Finding a Home, Finding an Identity

How does one describe being from New Orleans? Of the City's intrinsic beauty, its pride, its excitement, its devotion to a team and to a Faith? Can things such as this be quantified or measured? Can it be snuffed out, washed to sea, blown away? Can anyone defeat such a Joy in Life as well as in death, where death is no time for mourning but celebrating the Past? The answer is found in the embodiment of a team that isn't just a team, it's part of the intrinsic nature of New Orleans. The Saints are New Orleans. And New Orleans is the Saints. Summed up in so many words: WHO DAT!

And this is what is interesting above all about New Orleans: a paradoxical love and a faith that withstands every countenance of despair and attempt of shedding. It is found in a city that weaves in a faith not blind to life, but rather one lived inside of it. It is neighbor helping neighbor. It is the yearly Carnival celebrations beside one's fellow neighbor that, indeed, they've survived another hurricane season. It is celebrations of the Saints win or lose (but especially with the wins).

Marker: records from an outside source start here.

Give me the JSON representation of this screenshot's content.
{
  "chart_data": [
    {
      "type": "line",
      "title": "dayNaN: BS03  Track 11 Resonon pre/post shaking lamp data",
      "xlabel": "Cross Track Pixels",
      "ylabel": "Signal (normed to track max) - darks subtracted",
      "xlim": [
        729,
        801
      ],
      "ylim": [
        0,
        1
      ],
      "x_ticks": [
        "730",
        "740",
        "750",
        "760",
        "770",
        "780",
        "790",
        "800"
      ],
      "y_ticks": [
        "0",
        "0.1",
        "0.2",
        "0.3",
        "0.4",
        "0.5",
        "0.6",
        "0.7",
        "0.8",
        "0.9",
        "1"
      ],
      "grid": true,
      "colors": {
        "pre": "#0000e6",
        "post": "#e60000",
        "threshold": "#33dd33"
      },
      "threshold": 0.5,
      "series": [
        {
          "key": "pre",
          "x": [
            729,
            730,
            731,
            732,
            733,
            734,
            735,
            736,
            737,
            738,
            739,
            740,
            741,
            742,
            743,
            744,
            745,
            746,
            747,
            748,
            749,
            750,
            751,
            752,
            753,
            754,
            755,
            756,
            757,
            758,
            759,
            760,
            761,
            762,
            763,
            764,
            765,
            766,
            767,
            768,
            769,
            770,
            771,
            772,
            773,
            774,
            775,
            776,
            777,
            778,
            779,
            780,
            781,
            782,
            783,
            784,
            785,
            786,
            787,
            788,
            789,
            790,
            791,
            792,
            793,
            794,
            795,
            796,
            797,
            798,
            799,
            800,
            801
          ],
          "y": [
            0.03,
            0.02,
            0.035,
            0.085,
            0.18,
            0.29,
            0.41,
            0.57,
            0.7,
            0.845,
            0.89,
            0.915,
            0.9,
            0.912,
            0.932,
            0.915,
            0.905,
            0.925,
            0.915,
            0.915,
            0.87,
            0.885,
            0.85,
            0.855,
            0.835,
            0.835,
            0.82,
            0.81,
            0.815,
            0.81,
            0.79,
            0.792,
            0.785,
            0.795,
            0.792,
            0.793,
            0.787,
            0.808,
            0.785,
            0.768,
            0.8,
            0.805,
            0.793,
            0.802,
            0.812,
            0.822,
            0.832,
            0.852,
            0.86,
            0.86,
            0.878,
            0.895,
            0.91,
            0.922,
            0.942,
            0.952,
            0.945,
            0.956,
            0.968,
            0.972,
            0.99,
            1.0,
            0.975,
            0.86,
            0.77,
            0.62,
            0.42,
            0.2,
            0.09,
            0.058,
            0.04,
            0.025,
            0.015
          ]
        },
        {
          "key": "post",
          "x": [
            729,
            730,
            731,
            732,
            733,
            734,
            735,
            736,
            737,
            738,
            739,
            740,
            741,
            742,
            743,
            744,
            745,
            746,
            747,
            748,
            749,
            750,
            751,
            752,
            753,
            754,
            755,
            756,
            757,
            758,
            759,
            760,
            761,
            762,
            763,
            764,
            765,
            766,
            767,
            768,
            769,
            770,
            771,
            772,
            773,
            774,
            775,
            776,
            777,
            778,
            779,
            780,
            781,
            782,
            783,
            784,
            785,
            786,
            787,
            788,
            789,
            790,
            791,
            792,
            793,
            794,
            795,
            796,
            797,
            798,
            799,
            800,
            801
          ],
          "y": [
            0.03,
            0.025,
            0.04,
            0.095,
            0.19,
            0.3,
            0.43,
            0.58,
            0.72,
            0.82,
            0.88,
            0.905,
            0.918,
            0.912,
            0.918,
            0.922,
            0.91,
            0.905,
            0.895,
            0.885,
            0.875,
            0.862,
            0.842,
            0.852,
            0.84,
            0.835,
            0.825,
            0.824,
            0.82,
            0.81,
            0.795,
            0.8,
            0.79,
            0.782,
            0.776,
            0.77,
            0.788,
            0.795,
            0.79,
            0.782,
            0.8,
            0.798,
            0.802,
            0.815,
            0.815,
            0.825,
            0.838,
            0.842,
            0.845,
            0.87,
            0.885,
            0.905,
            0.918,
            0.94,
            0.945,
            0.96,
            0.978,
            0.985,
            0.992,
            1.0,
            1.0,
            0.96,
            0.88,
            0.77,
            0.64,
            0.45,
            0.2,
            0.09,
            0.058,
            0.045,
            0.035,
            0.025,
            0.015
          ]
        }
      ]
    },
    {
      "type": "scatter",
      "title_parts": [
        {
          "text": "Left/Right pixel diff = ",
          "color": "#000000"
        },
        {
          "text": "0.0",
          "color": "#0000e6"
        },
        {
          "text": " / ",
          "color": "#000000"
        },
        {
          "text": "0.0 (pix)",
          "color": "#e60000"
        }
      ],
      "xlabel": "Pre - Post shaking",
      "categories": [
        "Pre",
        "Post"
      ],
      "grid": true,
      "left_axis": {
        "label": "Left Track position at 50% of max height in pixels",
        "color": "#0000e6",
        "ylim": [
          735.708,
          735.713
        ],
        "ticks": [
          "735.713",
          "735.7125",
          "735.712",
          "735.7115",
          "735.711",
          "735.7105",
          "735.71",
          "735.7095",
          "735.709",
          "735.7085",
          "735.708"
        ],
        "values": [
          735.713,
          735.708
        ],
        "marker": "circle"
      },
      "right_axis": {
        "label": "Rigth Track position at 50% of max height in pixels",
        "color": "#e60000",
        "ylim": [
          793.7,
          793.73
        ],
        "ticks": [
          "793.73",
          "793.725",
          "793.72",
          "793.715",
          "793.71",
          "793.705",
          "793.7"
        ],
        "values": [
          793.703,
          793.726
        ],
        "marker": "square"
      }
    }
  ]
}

Places of childhood do not leave one's mind—not the good or the bad, not the ugly or the indifferent. So it is with me—yet the last thing New Orleans will leave you as is indifferent. Not even hurricanes, which wipe off many markers of the past, or man-made engineering disasters, which finish off where Mother Nature began her work, not even these disasters will tear from memory these mementos of days gone by. New Orleans is altogether different, another category altogether.

The place has a way of instilling both a pride of place and a sadness of when progress has been stopped, delayed, or hampered. It breeds la joie de vivre and disappointment. It is a city that is far from perfect, but it is one of distinctiveness that all who are associated with it take great pride in. It is an identity that no hurricane or distance can dissipate.

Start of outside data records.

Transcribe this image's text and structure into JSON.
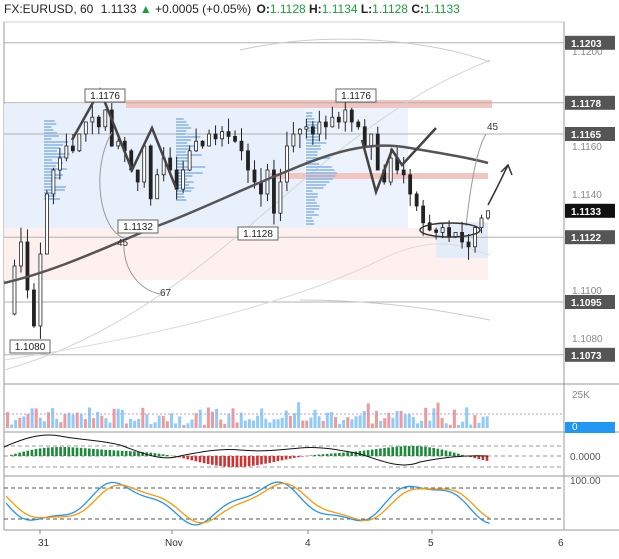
{
  "header": {
    "symbol": "FX:EURUSD, 60",
    "last": "1.1133",
    "change": "+0.0005 (+0.05%)",
    "o_label": "O:",
    "o": "1.1128",
    "h_label": "H:",
    "h": "1.1134",
    "l_label": "L:",
    "l": "1.1128",
    "c_label": "C:",
    "c": "1.1133",
    "up_color": "#1b9e3a"
  },
  "price_axis": {
    "ticks": [
      "1.1200",
      "1.1160",
      "1.1140",
      "1.1100",
      "1.1080"
    ],
    "level_tags": [
      {
        "text": "1.1203",
        "value": 1.1203
      },
      {
        "text": "1.1178",
        "value": 1.1178
      },
      {
        "text": "1.1165",
        "value": 1.1165
      },
      {
        "text": "1.1133",
        "value": 1.1133,
        "current": true
      },
      {
        "text": "1.1122",
        "value": 1.1122
      },
      {
        "text": "1.1095",
        "value": 1.1095
      },
      {
        "text": "1.1073",
        "value": 1.1073
      }
    ]
  },
  "annotations": {
    "high_left": "1.1176",
    "high_right": "1.1176",
    "low_1": "1.1132",
    "low_2": "1.1128",
    "low_3": "1.1080",
    "fib_45_left": "45",
    "fib_67": "67",
    "fib_45_right": "45"
  },
  "volume_axis": {
    "ticks": [
      "25K",
      "0"
    ]
  },
  "macd_axis": {
    "ticks": [
      "0.0000"
    ]
  },
  "stoch_axis": {
    "ticks": [
      "100.00"
    ]
  },
  "time_axis": {
    "labels": [
      "31",
      "Nov",
      "4",
      "5",
      "6"
    ]
  },
  "colors": {
    "up": "#26a65b",
    "down": "#ef5350",
    "label_bg": "#555555",
    "current_bg": "#111111",
    "ma": "#555555",
    "rsi": "#2196f3",
    "signal": "#ff9800"
  }
}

It is a city that has been, since its inception, a city to be documented, but not only documented but also lived. It is a city to live vicariously in, whether it is of the past, present, or the future. They are all contained within the ramparted streets of that unique leveed city. Once you are there, you never truly depart.

One always has a piece of the city whether you've been there a day, a year, or a lifetime. The only difference is that when you move away, you become an ambassador of that spirit of life shared. It speaks to the soul like no other place in world can. And sometimes, when the voices get to be too many, one cannot realize this until it is the only voice to remain from the sprawl and noise of another place, a place where all things are manufactured and not grown, a place where the façade is the only thing present.

Yet, one's ambassadorship remains, as though one is left in a second-rate hotel room waiting out the exile to return home. It is a strange love affair that New Orleans breeds. One that remains as thick as the humid air of that river city and remains despite all odds.

More now than ever does New Orleans and the Gulf Coast need its ambassadors. Love affairs do not end once the beloved is gone, they only grow stronger. And, in it, the bonds of those who traveled those hallowed streets, celebrated its unique joy, and lived in those homes now rebuilt but not forgotten can be remembered, renewed, and represented to others as a reminder of the ones who did not make it out of the surly floodwaters or the strong headwinds of the Gulf, of the ones who survived Katrina those five years ago this day if only as a memory to our hearts, to our Louisiana.

If any song will bring me back to Louisiana... if songs had the power to do such things... this one would be it. Louisiana will always be home to me with New Orleans as its heart, wrapped in a faith true.

God bless New Orleans, the state of Louisiana, and the whole Gulf Coast as we mark this fifth anniversary of the Storm that did not break the will of people of the Gulf Coast. It may have washed the shores of a challenged land, but its people will not waver. Its people will not retreat. Its people will prosper and rebuild and renew a place, a face of what is best about America. God bless Louisiana.